Er spulte das Überwachungsvideo immer wieder vor und zurück, sah sich die Szene immer wieder an. 

Bei keine Wiederholung stagnierte seine Wut, sie wurde immer und immer größer. 

Nach der Feier mit seinen Angestellten am Samstag waren die Tage mehr als anstrengend gewesen. Silas hatte Probleme in New York und Saint war Tag und Nacht damit beschäftigt gewesen, ihm die Lösung zu schicken. 

Jetzt, wo er eine kurze Pause davon hatte, widmete er sich seinen Restaurants und der Bar. Die Überwachungsvideos ab und zu zu überprüfen, war eigentlich Olivers Aufgabe. Asher hatte sich geweigert, diese "langweilige Scheiße" zu übernehmen, als hatte er sich hingesetzt und die Videos in 20-facher Geschwindigkeit überprüft. 

Es war schon mal vorgekommen, dass er zwei Angestellte auf den Videos sah, die in ihrer Pause in den Hinterhof gingen, um sich zu amüsieren. 

Doch das, was er nun sah, wäre ihm niemals eingefallen. 

Es klopfte an der Tür zu seinem Büro und Asher trat herein. Als er seinen Blick sah, wurde auch seine Mimik ernst. 

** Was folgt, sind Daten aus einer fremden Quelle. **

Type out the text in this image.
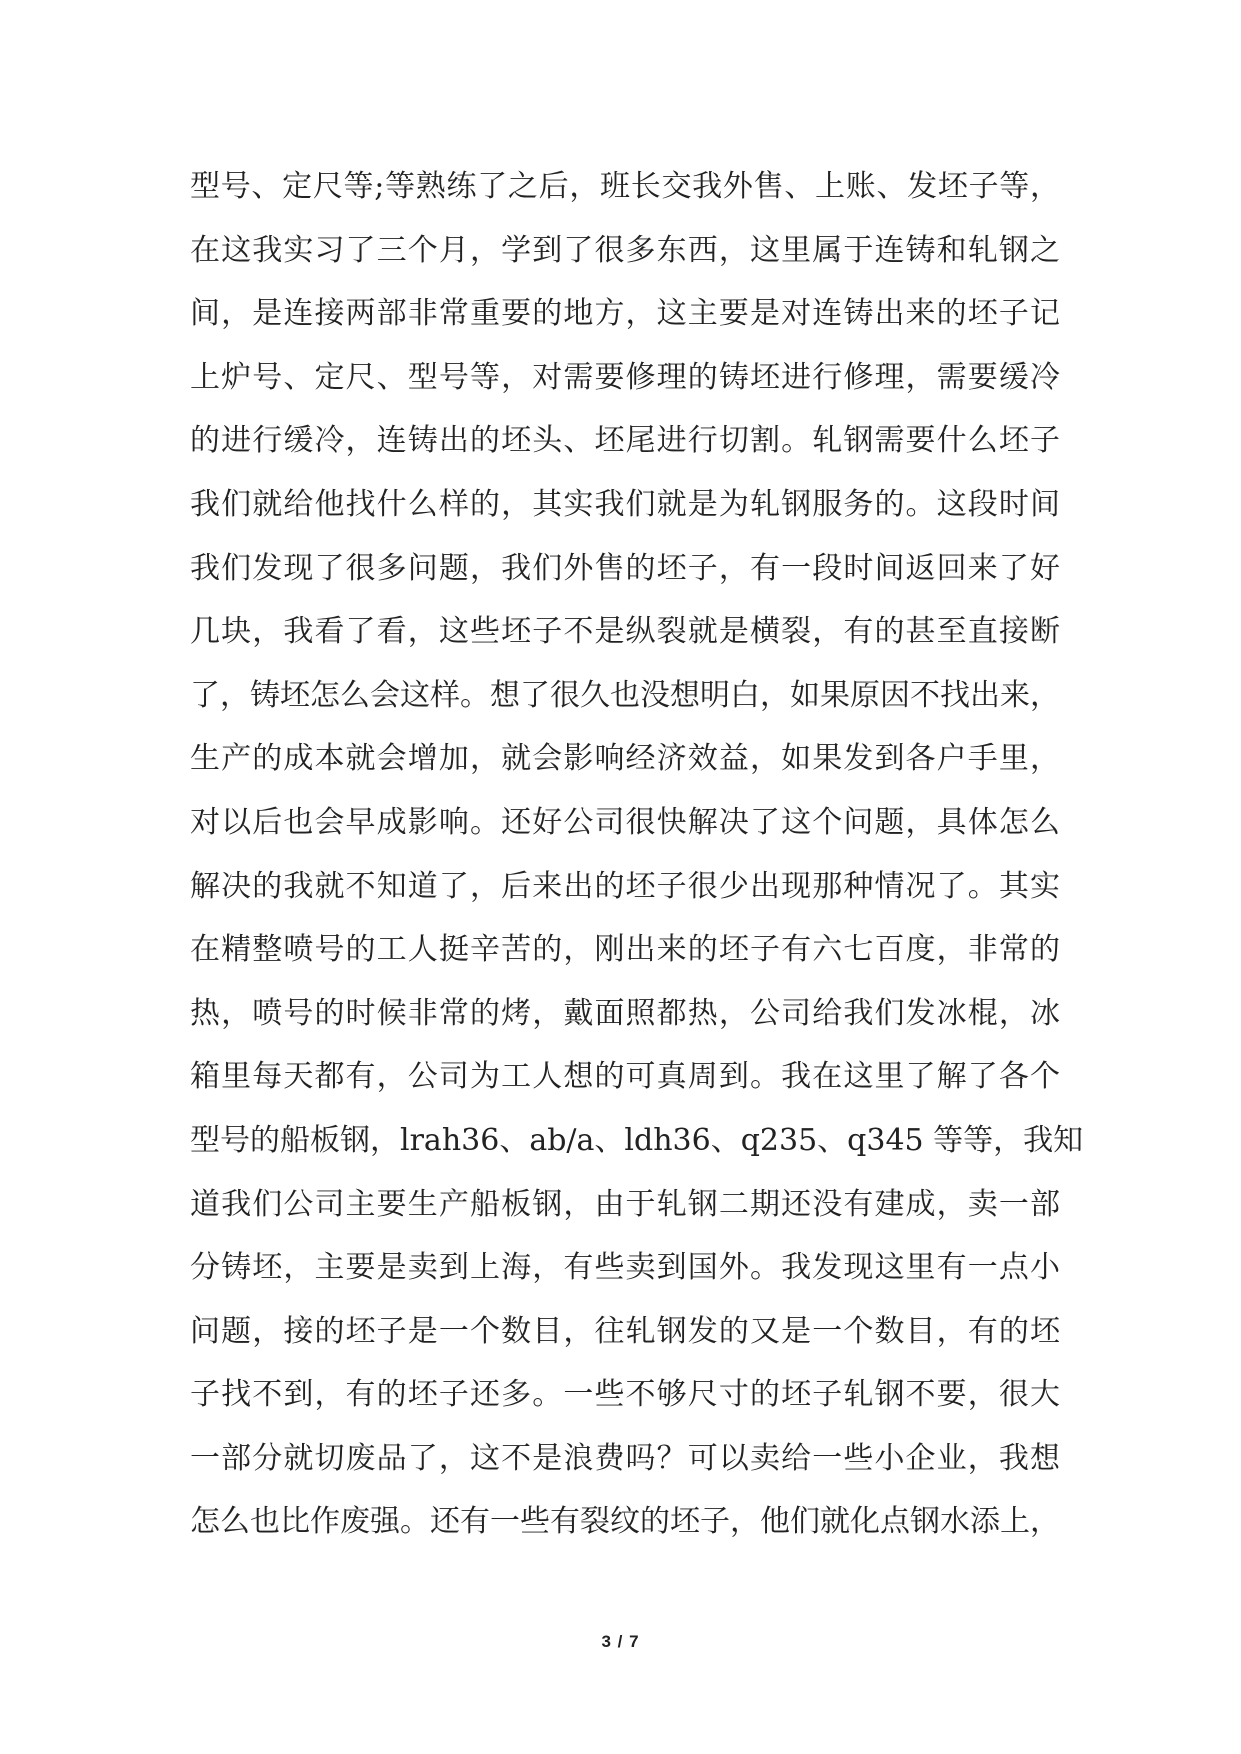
型号、定尺等;等熟练了之后，班长交我外售、上账、发坯子等，
在这我实习了三个月，学到了很多东西，这里属于连铸和轧钢之
间，是连接两部非常重要的地方，这主要是对连铸出来的坯子记
上炉号、定尺、型号等，对需要修理的铸坯进行修理，需要缓冷
的进行缓冷，连铸出的坯头、坯尾进行切割。轧钢需要什么坯子
我们就给他找什么样的，其实我们就是为轧钢服务的。这段时间
我们发现了很多问题，我们外售的坯子，有一段时间返回来了好
几块，我看了看，这些坯子不是纵裂就是横裂，有的甚至直接断
了，铸坯怎么会这样。想了很久也没想明白，如果原因不找出来，
生产的成本就会增加，就会影响经济效益，如果发到各户手里，
对以后也会早成影响。还好公司很快解决了这个问题，具体怎么
解决的我就不知道了，后来出的坯子很少出现那种情况了。其实
在精整喷号的工人挺辛苦的，刚出来的坯子有六七百度，非常的
热，喷号的时候非常的烤，戴面照都热，公司给我们发冰棍，冰
箱里每天都有，公司为工人想的可真周到。我在这里了解了各个
型号的船板钢，lrah36、ab/a、ldh36、q235、q345 等等，我知
道我们公司主要生产船板钢，由于轧钢二期还没有建成，卖一部
分铸坯，主要是卖到上海，有些卖到国外。我发现这里有一点小
问题，接的坯子是一个数目，往轧钢发的又是一个数目，有的坯
子找不到，有的坯子还多。一些不够尺寸的坯子轧钢不要，很大
一部分就切废品了，这不是浪费吗？可以卖给一些小企业，我想
怎么也比作废强。还有一些有裂纹的坯子，他们就化点钢水添上，
3 / 7
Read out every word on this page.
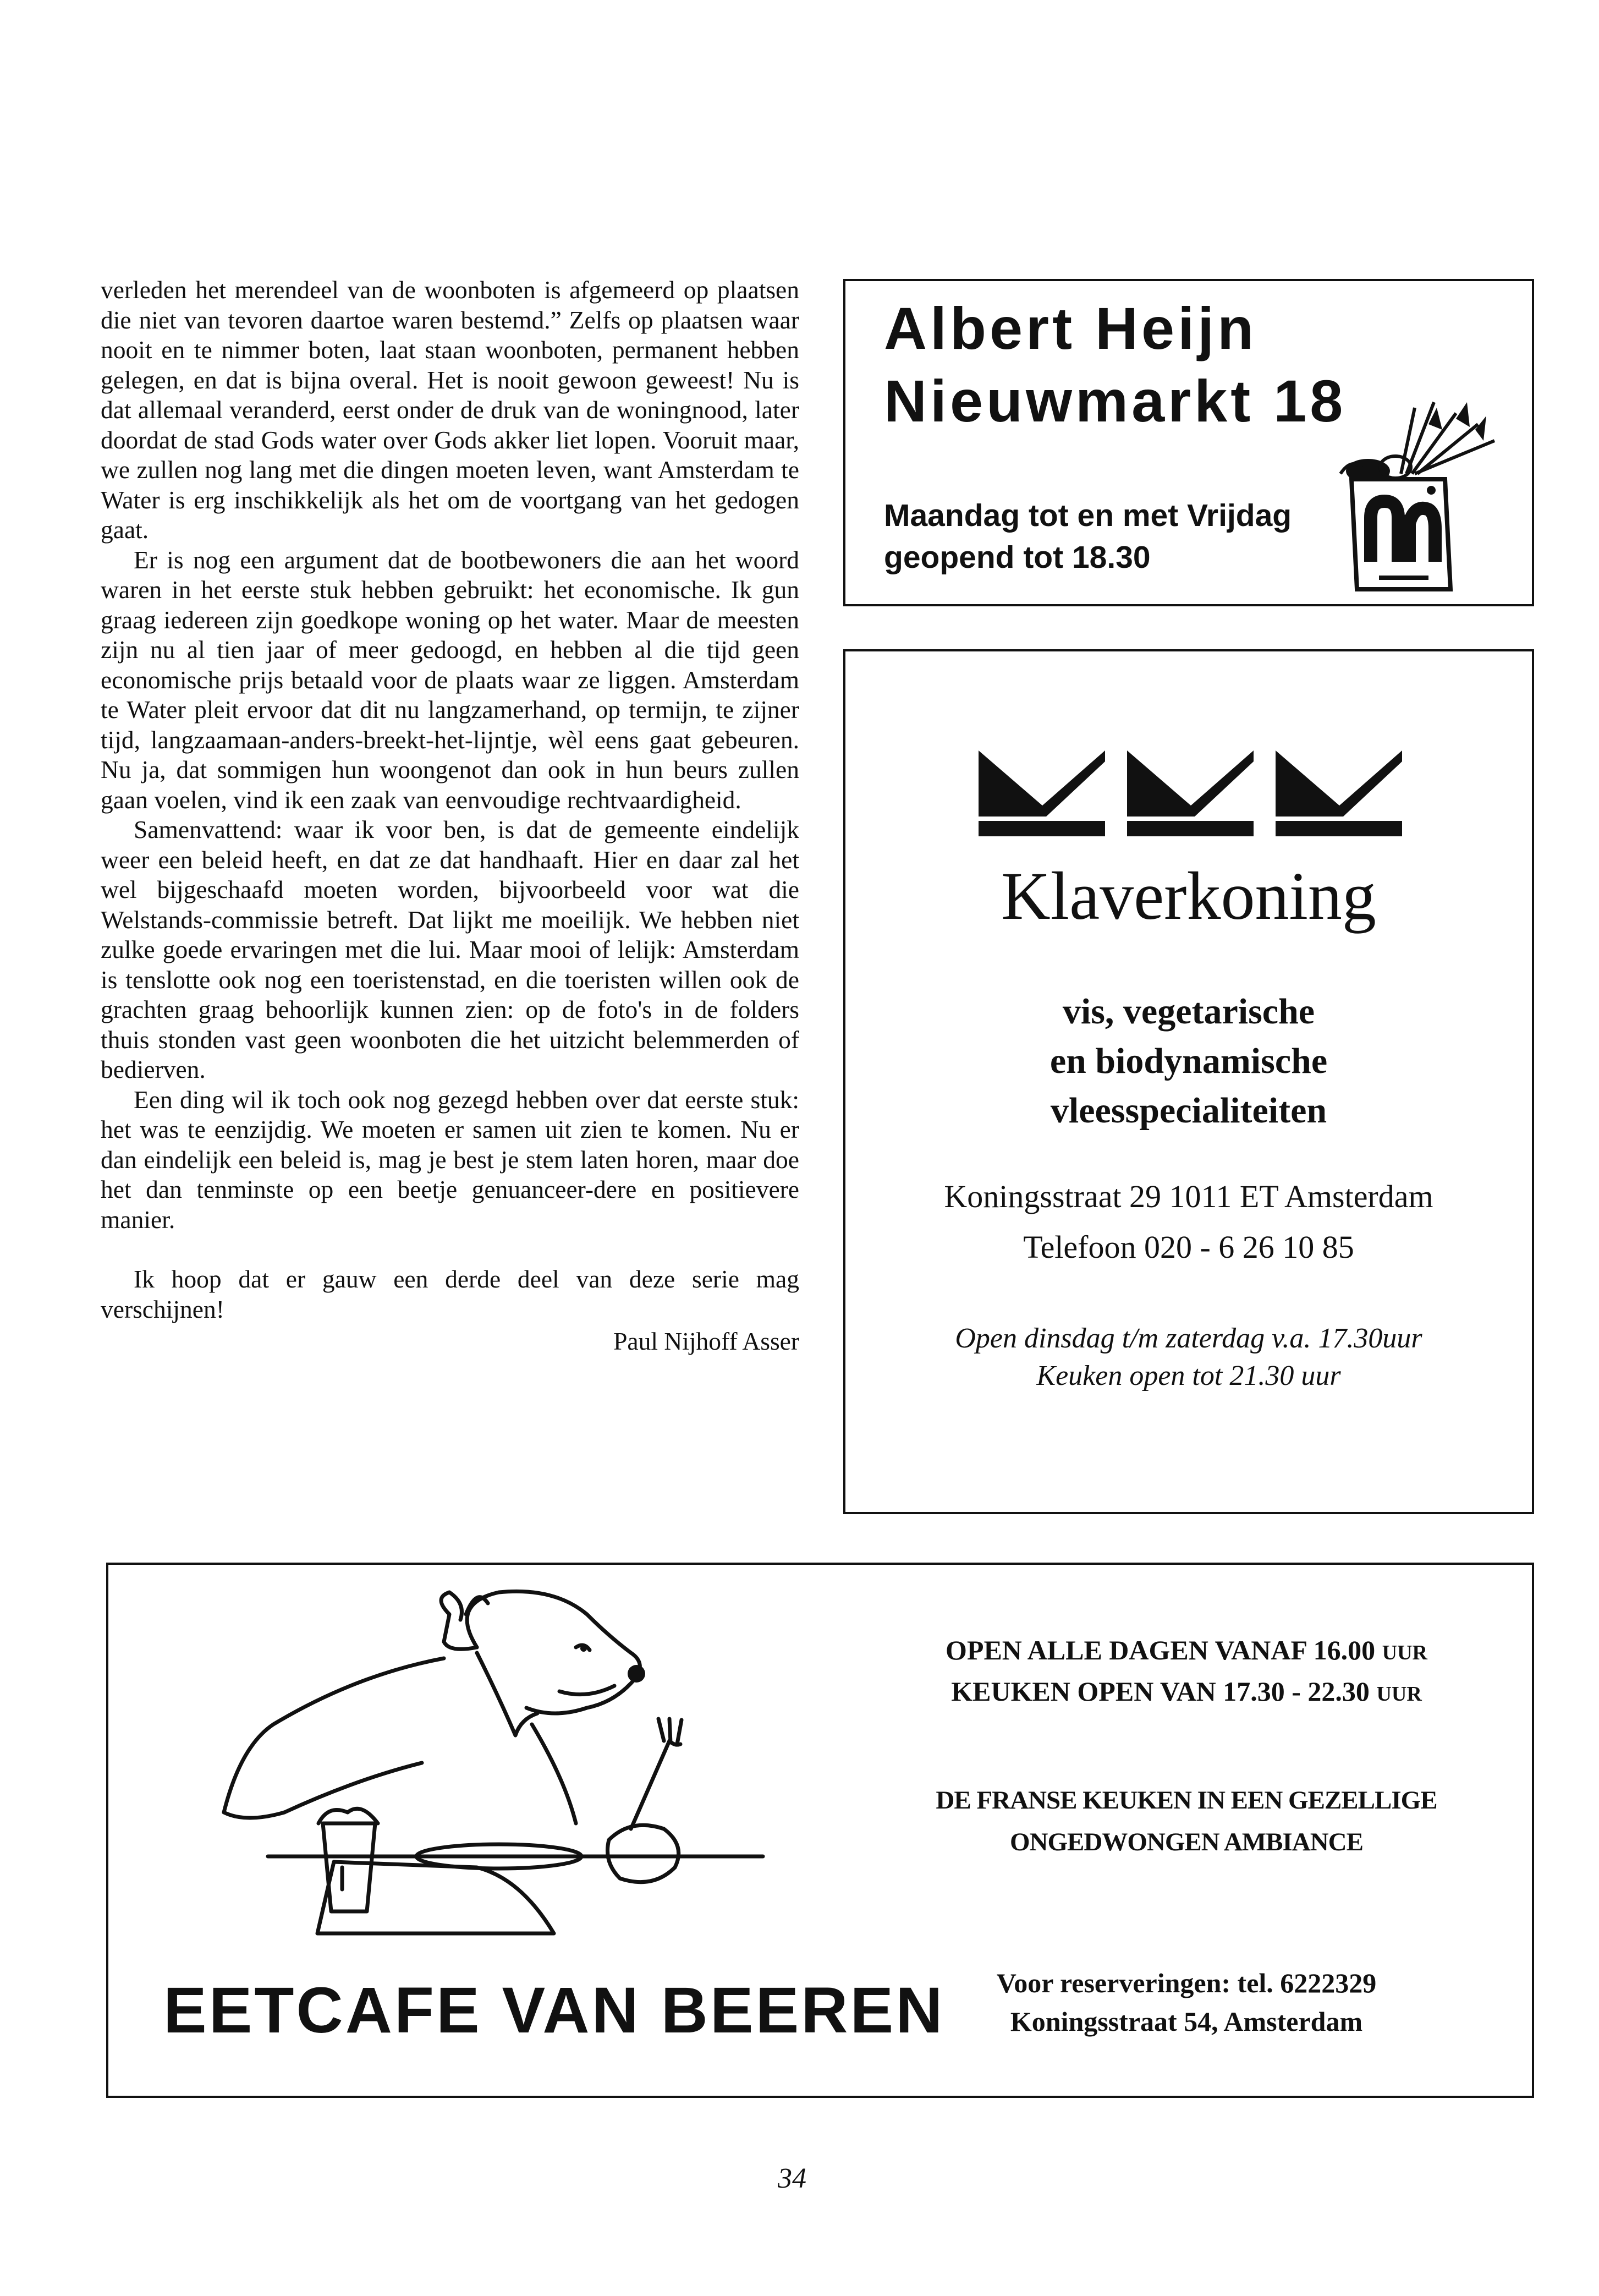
verleden het merendeel van de woonboten is afgemeerd op plaatsen die niet van tevoren daartoe waren bestemd.” Zelfs op plaatsen waar nooit en te nimmer boten, laat staan woonboten, permanent hebben gelegen, en dat is bijna overal. Het is nooit gewoon geweest! Nu is dat allemaal veranderd, eerst onder de druk van de woningnood, later doordat de stad Gods water over Gods akker liet lopen. Vooruit maar, we zullen nog lang met die dingen moeten leven, want Amsterdam te Water is erg inschikkelijk als het om de voortgang van het gedogen gaat.

Er is nog een argument dat de bootbewoners die aan het woord waren in het eerste stuk hebben gebruikt: het economische. Ik gun graag iedereen zijn goedkope woning op het water. Maar de meesten zijn nu al tien jaar of meer gedoogd, en hebben al die tijd geen economische prijs betaald voor de plaats waar ze liggen. Amsterdam te Water pleit ervoor dat dit nu langzamerhand, op termijn, te zijner tijd, langzaamaan-anders-breekt-het-lijntje, wèl eens gaat gebeuren. Nu ja, dat sommigen hun woongenot dan ook in hun beurs zullen gaan voelen, vind ik een zaak van eenvoudige rechtvaardigheid.

Samenvattend: waar ik voor ben, is dat de gemeente eindelijk weer een beleid heeft, en dat ze dat handhaaft. Hier en daar zal het wel bijgeschaafd moeten worden, bijvoorbeeld voor wat die Welstands-commissie betreft. Dat lijkt me moeilijk. We hebben niet zulke goede ervaringen met die lui. Maar mooi of lelijk: Amsterdam is tenslotte ook nog een toeristenstad, en die toeristen willen ook de grachten graag behoorlijk kunnen zien: op de foto's in de folders thuis stonden vast geen woonboten die het uitzicht belemmerden of bedierven.

Een ding wil ik toch ook nog gezegd hebben over dat eerste stuk: het was te eenzijdig. We moeten er samen uit zien te komen. Nu er dan eindelijk een beleid is, mag je best je stem laten horen, maar doe het dan tenminste op een beetje genuanceer-dere en positievere manier.

Ik hoop dat er gauw een derde deel van deze serie mag verschijnen!

Paul Nijhoff Asser

Albert Heijn
Nieuwmarkt 18
Maandag tot en met Vrijdag
geopend tot 18.30
Klaverkoning
vis, vegetarische
en biodynamische
vleesspecialiteiten
Koningsstraat 29 1011 ET Amsterdam
Telefoon 020 - 6 26 10 85
Open dinsdag t/m zaterdag v.a. 17.30uur
Keuken open tot 21.30 uur
EETCAFE VAN BEEREN
OPEN ALLE DAGEN VANAF 16.00 UUR
KEUKEN OPEN VAN 17.30 - 22.30 UUR
DE FRANSE KEUKEN IN EEN GEZELLIGE
ONGEDWONGEN AMBIANCE
Voor reserveringen: tel. 6222329
Koningsstraat 54, Amsterdam
34
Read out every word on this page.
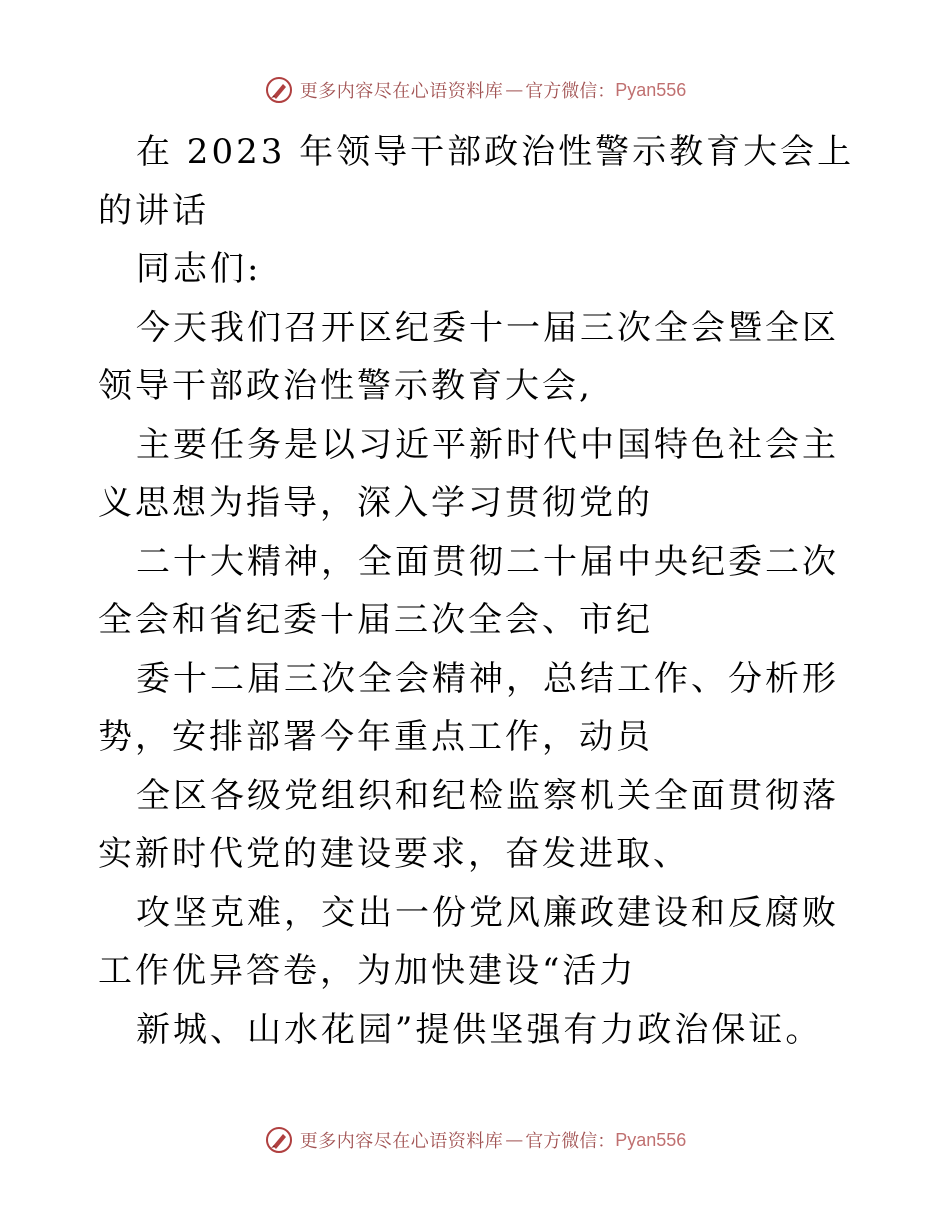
更多内容尽在心语资料库 — 官方微信： Pyan556

在 2023 年领导干部政治性警示教育大会上的讲话

同志们:

今天我们召开区纪委十一届三次全会暨全区领导干部政治性警示教育大会,

主要任务是以习近平新时代中国特色社会主义思想为指导，深入学习贯彻党的

二十大精神，全面贯彻二十届中央纪委二次全会和省纪委十届三次全会、市纪

委十二届三次全会精神，总结工作、分析形势，安排部署今年重点工作，动员

全区各级党组织和纪检监察机关全面贯彻落实新时代党的建设要求，奋发进取、

攻坚克难，交出一份党风廉政建设和反腐败工作优异答卷，为加快建设“活力

新城、山水花园”提供坚强有力政治保证。

更多内容尽在心语资料库 — 官方微信： Pyan556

"Was ist los?", fragte er und Saint wies ihn an, hinter seinen Schreibtisch zu treten. 

Er startete das Video erneut, es war das zwölfte Mal, dass er sich das ansah. 

"Was zur Hölle?", flüsterte Asher ungläubig und beugte sich vor, konnte auch er seinen Augen nicht trauen. 

Es machte ihn wahnsinnig, dass die Qualität der Kameras bei Nacht so schlecht zu sein schien, dass er nicht richtig erkennen konnte, wer die beiden Personen waren. 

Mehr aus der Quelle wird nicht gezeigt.